O BCE e o FMI insistirão que este é o caminho para o desastre, mas a sua credibilidade neste ponto é quase zero. Há um precedente óbvio. Em 2001, o FMI estava a pressionar a Argentina para prosseguir medidas de austeridade cada vez mais rigorosas. Tal como a Irlanda, a Argentina também tinha sido uma criança modelo das hostes neoliberais antes de entrar em dificuldades.
Mas o FMI pode mudar rapidamente. O seu programa de austeridade baixou o PIB em quase 10% e empurrou a taxa de desemprego bem para dentro da casa dos dois dígitos. Pelo final de 2001, era politicamente impossível para o governo argentino concordar com mais austeridade. Como resultado, rompeu o laço supostamente indissolúvel entre a sua moeda e o dólar e deixou de pagar a sua dívida.
O efeito imediato foi o de piorar a economia, mas no segundo semestre de 2002, a economia voltou a crescer. Este foi o início de cinco anos e meio de crescimento sólido, até que a crise económica mundial finalmente teve os seus efeitos em 2009.
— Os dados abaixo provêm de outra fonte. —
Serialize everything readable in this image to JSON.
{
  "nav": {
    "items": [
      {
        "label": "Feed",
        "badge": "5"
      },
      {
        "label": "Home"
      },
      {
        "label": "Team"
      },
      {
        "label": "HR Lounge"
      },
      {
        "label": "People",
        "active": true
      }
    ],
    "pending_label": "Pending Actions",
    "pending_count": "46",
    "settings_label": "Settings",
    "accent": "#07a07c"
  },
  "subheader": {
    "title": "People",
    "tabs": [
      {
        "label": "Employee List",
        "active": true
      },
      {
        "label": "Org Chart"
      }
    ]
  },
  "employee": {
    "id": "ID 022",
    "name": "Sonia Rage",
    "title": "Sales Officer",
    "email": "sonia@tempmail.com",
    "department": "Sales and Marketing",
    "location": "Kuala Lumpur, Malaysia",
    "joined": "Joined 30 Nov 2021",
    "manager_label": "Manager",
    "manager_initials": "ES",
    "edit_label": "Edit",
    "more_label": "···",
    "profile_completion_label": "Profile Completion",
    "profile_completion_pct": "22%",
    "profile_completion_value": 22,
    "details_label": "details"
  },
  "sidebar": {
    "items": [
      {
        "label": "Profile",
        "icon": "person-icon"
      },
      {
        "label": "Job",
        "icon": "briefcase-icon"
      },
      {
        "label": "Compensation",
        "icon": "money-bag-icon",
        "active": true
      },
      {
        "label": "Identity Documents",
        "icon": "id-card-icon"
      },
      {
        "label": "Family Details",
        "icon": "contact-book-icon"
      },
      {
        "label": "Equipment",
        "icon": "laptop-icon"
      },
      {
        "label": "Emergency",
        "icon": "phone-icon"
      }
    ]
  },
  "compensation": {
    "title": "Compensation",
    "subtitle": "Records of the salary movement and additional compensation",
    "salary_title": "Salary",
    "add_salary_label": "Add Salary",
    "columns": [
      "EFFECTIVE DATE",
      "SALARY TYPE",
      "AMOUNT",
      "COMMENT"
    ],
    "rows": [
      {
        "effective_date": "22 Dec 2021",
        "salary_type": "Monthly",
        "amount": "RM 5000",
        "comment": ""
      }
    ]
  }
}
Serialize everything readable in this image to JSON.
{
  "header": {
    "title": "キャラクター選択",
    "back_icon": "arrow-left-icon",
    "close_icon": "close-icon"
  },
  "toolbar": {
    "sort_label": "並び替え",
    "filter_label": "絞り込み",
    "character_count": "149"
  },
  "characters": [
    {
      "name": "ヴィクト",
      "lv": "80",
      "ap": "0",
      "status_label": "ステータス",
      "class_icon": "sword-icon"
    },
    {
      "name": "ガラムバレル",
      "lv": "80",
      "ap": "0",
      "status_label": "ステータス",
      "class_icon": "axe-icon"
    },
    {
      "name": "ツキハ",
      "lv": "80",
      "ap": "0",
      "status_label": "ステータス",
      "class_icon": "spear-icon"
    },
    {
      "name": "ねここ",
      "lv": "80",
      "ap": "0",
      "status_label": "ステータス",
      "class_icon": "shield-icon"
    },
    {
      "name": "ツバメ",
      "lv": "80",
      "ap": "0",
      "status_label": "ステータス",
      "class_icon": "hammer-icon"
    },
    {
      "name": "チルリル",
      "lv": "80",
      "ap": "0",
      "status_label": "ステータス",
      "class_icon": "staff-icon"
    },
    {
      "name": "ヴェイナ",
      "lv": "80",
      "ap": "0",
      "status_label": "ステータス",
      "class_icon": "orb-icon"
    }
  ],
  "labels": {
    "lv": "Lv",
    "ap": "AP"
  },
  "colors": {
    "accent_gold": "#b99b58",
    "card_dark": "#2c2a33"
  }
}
O FMI, entretanto, fez tudo o que podia para sabotar a Argentina, que ficou conhecida como a “palavra A”. Até usou projecções falsas que consistentemente subestimavam o crescimento da Argentina na esperança de minar a confiança.
Irlanda devia estudar as lições da Argentina. A separação do euro teria consequências, mas está a tornar-se cada vez mais provável que a dor da ruptura é menor do que a dor de permanecer nele. Além disso, o simples facto de levantar a questão é susceptível de contribuir para que o BCE e o FMI tomem uma posição mais moderada.
O que o povo da Irlanda e cada país deve compreender é que se concordarem em jogar pelas regras dos banqueiros, irão perder.